Rentetan kerusuhan ini pecah setelah massa dari berbagai aliansi termasuk Aliansi Masyarakat Pati Bersatu (AMPB), Aliansi Masyarakat Depok Bersatu (AMDB), Aliansi Gerakan Rakyat Menggugat (GERAM), dan Relawan Madura Pengawal Program Presiden Prabowo (RMP4) menyuarakan rapor merah pemerintah.

Mereka membawa isu krusial mulai dari desakan pengesahan RUU Perampasan Aset, hukuman mati koruptor, hingga jeritan mahalnya harga kebutuhan pokok, pendidikan, kesehatan, dan lapangan kerja.

Ley Bolon menilai eskalasi kekerasan yang meluas hingga dini hari bukan merupakan benturan spontan. Menurutnya, ada pola klasik pembiaran dan infiltrasi untuk menciptakan stigma bahwa gerakan sipil anti-korupsi bersifat anarkis.
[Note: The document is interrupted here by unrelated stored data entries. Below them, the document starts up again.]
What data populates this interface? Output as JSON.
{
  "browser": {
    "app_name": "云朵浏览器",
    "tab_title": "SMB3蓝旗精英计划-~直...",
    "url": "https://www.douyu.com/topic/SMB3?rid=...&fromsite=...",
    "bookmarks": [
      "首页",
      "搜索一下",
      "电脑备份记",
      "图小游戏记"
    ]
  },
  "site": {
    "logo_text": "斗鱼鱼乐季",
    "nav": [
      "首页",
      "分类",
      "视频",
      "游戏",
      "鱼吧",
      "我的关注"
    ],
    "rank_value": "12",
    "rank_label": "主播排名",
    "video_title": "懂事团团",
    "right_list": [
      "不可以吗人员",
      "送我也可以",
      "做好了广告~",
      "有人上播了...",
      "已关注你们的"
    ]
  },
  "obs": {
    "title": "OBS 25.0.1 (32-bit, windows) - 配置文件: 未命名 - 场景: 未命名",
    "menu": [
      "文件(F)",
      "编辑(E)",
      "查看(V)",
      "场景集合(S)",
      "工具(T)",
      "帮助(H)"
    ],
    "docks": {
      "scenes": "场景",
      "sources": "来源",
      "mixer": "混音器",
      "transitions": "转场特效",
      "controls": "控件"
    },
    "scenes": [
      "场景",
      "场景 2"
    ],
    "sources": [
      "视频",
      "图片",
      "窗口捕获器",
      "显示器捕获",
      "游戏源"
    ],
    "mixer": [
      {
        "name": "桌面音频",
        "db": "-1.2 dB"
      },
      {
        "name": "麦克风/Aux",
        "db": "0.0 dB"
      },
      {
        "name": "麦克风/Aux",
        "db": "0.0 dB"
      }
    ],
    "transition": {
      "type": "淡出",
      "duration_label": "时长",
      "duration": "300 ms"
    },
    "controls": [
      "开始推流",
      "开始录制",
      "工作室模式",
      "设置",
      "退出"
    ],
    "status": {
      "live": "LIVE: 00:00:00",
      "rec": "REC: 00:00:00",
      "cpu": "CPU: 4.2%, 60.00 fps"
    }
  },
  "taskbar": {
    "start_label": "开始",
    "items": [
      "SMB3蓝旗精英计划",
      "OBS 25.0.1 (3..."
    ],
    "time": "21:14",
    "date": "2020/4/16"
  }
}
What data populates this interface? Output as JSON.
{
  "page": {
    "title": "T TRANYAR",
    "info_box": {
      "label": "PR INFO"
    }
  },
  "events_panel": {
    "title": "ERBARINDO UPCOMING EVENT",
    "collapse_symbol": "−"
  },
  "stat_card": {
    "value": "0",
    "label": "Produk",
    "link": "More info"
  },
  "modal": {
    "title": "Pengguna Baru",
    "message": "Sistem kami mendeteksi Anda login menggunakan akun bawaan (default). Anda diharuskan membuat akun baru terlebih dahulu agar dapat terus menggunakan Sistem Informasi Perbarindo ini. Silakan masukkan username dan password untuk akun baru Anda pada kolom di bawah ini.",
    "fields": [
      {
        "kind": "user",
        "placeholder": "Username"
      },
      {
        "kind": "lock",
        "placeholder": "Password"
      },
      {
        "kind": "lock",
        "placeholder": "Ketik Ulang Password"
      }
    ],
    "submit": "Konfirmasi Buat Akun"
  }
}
“Kita harus melihat ini secara jernih. Ketika elemen sipil menuntut isu struktural seperti RUU Perampasan Aset, tiba-tiba muncul gesekan di lapangan dengan ormas tertentu. Ini adalah indikasi kuat adanya aktor intelektual yang memainkan strategi devide et impera (adu domba). Tujuannya jelas mendelegitimasi substansi tuntutan rakyat dengan narasi kerusuhan,” tegas Ley Bolon saat diwawancarai wartawan pada Jumat (28/08/26) pagi.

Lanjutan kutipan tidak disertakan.